Image via Goodreads
Here’s a question for you – Can you love a book if you hate the characters in it? Like, violently hate them? Where you’re hoping for something terrible to happen to them?
This is the dilemma that reading Gillian Flynn’s thriller phenomenon Gone Girl has invoked in me. Flynn has achieved a masterstroke in creating characters so contemptible within a plot so full of twists and turns that you are completely and hopelessly hooked from the off, all while thinking “urgh, I hate it/them!”.
Revealing too much about the plot here would completely ruin the enjoyment of any future readers so you’ll have to suffice with this: When a wife disappears under suspicious circumstances, the obvious culprit is the husband. Right?
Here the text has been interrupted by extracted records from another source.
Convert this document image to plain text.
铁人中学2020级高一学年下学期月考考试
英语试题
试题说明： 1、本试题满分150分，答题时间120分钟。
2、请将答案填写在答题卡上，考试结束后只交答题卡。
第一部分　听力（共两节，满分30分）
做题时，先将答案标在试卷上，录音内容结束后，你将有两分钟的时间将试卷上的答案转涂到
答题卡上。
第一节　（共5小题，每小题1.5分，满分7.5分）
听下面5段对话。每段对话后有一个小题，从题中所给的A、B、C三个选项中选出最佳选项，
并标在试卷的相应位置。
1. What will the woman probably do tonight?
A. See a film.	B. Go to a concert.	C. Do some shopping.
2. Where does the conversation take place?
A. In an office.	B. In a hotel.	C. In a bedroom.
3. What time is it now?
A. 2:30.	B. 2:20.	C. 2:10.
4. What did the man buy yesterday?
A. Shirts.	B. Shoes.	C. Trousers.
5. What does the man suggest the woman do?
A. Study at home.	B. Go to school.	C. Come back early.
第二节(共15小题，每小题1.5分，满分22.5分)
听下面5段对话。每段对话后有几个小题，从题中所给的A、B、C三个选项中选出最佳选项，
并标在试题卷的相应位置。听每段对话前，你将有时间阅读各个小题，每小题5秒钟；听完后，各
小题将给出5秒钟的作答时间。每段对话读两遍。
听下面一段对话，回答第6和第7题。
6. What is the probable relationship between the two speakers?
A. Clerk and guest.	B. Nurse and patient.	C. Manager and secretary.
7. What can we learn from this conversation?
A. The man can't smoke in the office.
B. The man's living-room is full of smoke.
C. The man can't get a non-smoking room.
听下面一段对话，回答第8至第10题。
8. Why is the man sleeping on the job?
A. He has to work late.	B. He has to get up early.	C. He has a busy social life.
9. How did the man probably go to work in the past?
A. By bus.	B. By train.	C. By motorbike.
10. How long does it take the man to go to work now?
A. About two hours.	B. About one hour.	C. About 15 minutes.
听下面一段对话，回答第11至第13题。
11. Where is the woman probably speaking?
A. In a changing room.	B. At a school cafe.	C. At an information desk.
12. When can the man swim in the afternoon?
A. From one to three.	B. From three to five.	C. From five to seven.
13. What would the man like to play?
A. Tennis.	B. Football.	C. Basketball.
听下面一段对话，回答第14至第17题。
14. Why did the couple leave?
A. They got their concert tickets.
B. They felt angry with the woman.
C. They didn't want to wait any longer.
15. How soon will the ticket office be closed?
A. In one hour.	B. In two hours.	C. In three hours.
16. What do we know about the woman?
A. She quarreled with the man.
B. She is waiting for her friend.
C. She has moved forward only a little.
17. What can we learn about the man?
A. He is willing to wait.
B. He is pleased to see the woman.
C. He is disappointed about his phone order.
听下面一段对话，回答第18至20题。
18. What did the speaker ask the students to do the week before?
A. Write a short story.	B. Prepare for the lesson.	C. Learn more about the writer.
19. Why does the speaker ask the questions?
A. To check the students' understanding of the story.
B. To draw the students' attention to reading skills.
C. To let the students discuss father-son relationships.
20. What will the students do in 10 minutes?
The narrative structure is split with one half being told by Nick Dunne (the accused husband) and the other half by Amy Dunne (the missing wife). It flashes back and forth covering their lives together, from the meet-cute to the bitter end. Flynn quite uniquely develops the characters to become less and less relatable the more that they reveal about each other and themselves. Amy is cast as the classic unreliable author while Nick is imbued with a simmering misogyny that he fears he has inherited from his father and that he struggles to contain. Flynn for her part has managed to surround Nick with some heavy duty female stereotypes: The Femme Fatale; The Spinster; The Spurned Woman, to name but a few so we can maybe give him a bit of a break. This is in no way a book about female empowerment, indeed an alternative title for Gone Girl could be The Women Men Hate. But to be fair, no one really wins in Flynn’s fable of extreme marital discord.
Gone Girl has become something of a sensation and it’s easy to see why. The second I finished the last sentance I thought “Wow. This will make a terrible movie” (and I’m no book-film snob, believe me). Well it seems that Reese Witherspoon disagrees with me as she and 20th Century Fox snapped up the films rights faster than one of Gillian Flynn’s blindsiding plot twists. I’ve since learned that the king of duplicitous novel adaptations, David Fincher (Fight Club, The Girl with the Dragon Tattoo US), has been signed on as director so this has filled me with a little more confidence for the film, which will be in cinemas in 2015. Regardless, you should really read the book before seeing the film on this occasion.
So, back to the original question, did I like this book? Well I tore through it in two days so I must have. I did. I loved hating it. And if you’re a thriller fan, you will too.